Этот монолог записан мною дословно с рассказа некоего Земцова, весьма известного в свое время дисконтера и менялы на Ильинке. К помощи этого благодетеля рода человеческого и мне, горемычному, не раз приходилось прибегать в минуты жизни трудные, - как водится, за роковые 12 процентов годовых и с неумолимым протестом, ежели замнешься в грационные дни.

Помню возмутительное дело мучника Елина (фальсификация товара), одно из тех немногих, в которых даже Ринк не находил нужным держаться за оправдание. Один из подставных свидетелей, приятель подсудимого, в красноречивом воодушевлении заврался:

-- Терпи, говорю, Кузьма Иванович, терпи, и Христос терпел. Ринк - с кротостью:

-- Это вы Елину о Христе говорили?

-- Так точно, ваше превосходительство, Елину-с. Терпи, говорю, и Христос терпел!

-- Помилуйте, свидетель! Да разве Христос терпел за то, что затхлою мукой торговал?!

Свидетель был покончен. Да и Елин тоже.

Был очень скандальный и противный процесс на "романической" (с позволения сказать) подкладке. Хотя все его герои уже в могиле, мне не хочется называть их по именам.
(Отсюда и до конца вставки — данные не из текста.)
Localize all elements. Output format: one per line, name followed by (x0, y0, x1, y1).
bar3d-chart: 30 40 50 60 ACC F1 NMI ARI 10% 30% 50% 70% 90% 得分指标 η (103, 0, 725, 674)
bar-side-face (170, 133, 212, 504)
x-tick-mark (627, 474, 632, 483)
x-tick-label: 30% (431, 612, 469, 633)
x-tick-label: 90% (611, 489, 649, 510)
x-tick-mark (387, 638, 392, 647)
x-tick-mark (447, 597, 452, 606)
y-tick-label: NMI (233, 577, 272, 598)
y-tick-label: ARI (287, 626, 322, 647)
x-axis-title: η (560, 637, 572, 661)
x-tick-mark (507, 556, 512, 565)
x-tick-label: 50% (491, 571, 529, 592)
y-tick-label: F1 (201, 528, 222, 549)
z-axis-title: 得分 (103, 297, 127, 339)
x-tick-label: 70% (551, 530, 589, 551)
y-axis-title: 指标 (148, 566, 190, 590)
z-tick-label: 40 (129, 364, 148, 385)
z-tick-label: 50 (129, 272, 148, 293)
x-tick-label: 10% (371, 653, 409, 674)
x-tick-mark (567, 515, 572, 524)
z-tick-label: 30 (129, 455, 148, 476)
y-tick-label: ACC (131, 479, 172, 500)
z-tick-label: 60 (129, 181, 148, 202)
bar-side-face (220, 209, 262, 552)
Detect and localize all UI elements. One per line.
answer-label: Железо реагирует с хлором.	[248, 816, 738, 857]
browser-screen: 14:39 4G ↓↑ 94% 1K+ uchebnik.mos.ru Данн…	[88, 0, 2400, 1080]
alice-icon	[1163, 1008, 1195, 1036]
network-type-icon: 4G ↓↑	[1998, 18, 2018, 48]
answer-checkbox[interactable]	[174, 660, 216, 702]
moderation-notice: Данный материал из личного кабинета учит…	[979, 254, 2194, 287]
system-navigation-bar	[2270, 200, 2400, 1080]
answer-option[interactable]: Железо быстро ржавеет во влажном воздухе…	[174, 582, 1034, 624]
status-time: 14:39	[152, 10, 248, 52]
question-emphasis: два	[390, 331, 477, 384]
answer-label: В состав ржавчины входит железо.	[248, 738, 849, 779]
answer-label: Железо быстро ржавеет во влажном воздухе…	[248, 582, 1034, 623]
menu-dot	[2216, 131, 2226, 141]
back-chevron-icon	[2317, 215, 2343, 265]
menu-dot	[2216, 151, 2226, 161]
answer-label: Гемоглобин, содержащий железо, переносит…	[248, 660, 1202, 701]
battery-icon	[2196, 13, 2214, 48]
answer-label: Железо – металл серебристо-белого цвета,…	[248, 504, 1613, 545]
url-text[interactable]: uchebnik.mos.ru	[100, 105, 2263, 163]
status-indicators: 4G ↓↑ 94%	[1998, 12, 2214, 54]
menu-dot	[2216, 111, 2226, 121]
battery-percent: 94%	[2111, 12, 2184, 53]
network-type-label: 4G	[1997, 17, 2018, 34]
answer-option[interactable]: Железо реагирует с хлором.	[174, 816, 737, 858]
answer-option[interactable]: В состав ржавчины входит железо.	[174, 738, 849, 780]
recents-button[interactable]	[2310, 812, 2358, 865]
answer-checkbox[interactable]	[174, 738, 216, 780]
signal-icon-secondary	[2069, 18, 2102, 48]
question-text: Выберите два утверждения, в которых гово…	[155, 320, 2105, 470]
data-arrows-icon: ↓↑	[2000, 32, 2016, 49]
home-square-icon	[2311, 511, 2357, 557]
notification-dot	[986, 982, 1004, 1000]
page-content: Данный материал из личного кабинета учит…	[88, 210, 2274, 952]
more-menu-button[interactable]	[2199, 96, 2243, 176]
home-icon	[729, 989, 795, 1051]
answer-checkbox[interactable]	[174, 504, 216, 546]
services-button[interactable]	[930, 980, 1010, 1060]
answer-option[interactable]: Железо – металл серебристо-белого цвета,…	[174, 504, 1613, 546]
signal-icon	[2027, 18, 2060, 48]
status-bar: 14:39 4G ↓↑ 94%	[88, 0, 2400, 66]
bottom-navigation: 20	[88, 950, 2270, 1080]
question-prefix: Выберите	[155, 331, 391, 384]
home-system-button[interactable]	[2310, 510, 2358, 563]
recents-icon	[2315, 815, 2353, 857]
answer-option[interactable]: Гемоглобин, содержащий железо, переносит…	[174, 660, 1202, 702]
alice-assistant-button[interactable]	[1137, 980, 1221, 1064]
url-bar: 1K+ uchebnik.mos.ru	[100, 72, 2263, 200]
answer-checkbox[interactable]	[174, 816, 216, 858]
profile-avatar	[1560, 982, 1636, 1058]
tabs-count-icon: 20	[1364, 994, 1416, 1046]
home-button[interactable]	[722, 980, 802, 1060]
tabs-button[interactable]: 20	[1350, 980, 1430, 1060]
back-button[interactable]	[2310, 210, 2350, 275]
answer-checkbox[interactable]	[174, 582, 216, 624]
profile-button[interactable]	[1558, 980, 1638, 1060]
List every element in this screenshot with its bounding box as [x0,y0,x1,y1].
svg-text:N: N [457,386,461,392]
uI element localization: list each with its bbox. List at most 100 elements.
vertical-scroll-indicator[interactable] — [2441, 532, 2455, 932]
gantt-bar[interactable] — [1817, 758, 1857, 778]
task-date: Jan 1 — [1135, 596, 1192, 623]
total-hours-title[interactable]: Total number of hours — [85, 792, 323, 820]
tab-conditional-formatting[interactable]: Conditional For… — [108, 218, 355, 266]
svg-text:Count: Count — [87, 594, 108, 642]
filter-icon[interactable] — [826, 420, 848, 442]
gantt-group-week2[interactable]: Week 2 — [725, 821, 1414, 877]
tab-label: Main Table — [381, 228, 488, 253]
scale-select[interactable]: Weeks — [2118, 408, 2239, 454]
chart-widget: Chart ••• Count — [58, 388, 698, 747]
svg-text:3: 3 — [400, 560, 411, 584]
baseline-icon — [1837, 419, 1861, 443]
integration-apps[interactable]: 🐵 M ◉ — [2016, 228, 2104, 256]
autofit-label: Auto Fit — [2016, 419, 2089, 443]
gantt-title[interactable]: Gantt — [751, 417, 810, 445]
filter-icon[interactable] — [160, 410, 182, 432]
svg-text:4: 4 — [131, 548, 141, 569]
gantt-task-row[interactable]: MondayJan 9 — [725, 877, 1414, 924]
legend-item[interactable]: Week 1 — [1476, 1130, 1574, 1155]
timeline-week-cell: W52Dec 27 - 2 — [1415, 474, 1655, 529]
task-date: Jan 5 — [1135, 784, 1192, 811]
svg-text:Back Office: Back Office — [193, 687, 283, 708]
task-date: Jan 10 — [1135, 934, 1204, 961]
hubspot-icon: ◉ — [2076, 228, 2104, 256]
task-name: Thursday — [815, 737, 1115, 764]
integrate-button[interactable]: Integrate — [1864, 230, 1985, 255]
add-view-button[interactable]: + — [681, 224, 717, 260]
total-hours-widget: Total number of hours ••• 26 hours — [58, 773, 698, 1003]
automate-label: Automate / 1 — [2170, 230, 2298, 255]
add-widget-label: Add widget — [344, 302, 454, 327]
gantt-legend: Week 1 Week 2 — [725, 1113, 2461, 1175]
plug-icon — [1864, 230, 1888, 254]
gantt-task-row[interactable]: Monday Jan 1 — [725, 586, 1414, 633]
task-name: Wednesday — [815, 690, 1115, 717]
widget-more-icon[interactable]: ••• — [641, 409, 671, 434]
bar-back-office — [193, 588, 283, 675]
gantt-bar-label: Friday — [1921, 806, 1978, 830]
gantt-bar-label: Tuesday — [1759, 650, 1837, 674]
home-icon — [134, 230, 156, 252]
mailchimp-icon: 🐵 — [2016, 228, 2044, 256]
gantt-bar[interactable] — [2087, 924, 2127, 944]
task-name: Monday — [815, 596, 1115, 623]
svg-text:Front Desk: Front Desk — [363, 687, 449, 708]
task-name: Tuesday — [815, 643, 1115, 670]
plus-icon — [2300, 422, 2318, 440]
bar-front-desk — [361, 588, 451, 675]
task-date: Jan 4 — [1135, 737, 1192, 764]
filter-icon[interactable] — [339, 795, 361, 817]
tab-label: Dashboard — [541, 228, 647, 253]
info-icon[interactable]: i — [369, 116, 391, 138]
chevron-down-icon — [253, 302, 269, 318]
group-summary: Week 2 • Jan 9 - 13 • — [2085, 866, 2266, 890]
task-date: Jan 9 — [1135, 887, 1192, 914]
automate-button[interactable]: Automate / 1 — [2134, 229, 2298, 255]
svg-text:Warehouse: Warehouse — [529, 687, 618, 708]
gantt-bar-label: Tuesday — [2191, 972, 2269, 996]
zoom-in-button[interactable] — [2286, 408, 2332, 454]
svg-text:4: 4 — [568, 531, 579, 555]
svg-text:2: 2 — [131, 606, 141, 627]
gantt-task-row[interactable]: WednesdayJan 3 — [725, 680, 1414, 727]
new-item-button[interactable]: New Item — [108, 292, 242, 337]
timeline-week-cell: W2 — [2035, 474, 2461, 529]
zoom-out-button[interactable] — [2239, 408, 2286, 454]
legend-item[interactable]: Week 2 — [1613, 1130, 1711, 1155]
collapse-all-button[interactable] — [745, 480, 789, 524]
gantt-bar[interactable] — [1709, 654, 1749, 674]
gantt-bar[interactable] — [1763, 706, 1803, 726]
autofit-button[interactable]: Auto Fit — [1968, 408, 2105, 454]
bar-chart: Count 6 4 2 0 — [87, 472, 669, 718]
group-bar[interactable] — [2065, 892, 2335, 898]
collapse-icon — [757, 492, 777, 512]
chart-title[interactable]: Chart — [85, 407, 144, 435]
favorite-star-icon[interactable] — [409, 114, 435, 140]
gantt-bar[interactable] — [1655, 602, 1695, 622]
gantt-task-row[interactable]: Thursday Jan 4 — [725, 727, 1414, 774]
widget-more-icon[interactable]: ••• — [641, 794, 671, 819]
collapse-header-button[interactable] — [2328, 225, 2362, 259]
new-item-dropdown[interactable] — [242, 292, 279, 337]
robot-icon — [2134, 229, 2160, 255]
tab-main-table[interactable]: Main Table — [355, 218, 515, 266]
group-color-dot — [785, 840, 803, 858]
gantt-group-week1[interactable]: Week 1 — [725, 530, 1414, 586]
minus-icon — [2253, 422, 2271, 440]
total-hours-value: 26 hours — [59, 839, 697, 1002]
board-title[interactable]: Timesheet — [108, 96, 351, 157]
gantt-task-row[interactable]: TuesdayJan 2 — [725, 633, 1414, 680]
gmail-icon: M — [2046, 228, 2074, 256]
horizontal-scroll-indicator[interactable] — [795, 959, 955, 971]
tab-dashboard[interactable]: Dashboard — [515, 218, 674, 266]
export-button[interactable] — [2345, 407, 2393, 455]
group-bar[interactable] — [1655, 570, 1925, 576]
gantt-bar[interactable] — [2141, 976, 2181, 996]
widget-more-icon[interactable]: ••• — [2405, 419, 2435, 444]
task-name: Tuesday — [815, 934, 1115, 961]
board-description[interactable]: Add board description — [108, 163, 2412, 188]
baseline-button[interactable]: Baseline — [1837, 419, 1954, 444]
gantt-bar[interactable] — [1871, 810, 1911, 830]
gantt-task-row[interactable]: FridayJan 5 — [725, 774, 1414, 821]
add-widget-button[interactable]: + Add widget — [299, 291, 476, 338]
На скачках один журналист малой прессы выстрелил из револьвера в другого журналиста покрупнее - "по делу чести: за жену!"... В соперника не попал, а прострелил ногу какому-то козельскому или мещовскому, что ли, мещанину, который только что тем утром приехал впервые в жизни в Москву и, на беду свою, возжелал впервые же в жизни посмотреть, что это за столичная забава такая - скачки. Впоследствии на суде этот мещанин злополучный, как Лоран из "Маскотты", внес в разбирательство дела непередаваемо комический элемент и много повеселил публику.

Судебное следствие выяснило под "делом чести" весьма грязную изнанку. Стрелявший журналист палил в приятеля вовсе не "за жену", а за то, что журналист стреляный, приобретя у него жену эту по взаимному соглашению на весьма сходных условиях, стал затем отлынивать от платежей. Отлынивал же, во-первых, потому, что оскудел средствами, а во-вторых, находя несправедливым: "За что же я один плачу? Пусть и "другие" платят!" Ибо, подобно Клеопатре в "Египетских ночах", la regina ne aveva moeti (царица их имела много (ит.)). В обвинительном акте все оказались равно прелестны: и подсудимый стрелок-супруг, и стреляный любовник-свидетель, и Клеопатра их, переходившая из рук в руки даже не по годам, как римлянки упадочных веков, но чуть ли не по месяцам. А.С. Суворин в одном из писем ко мне выразительно аттестовал эту историю "собачьей свадьбой". Пожалуй, наиболее правильная и точная характеристика.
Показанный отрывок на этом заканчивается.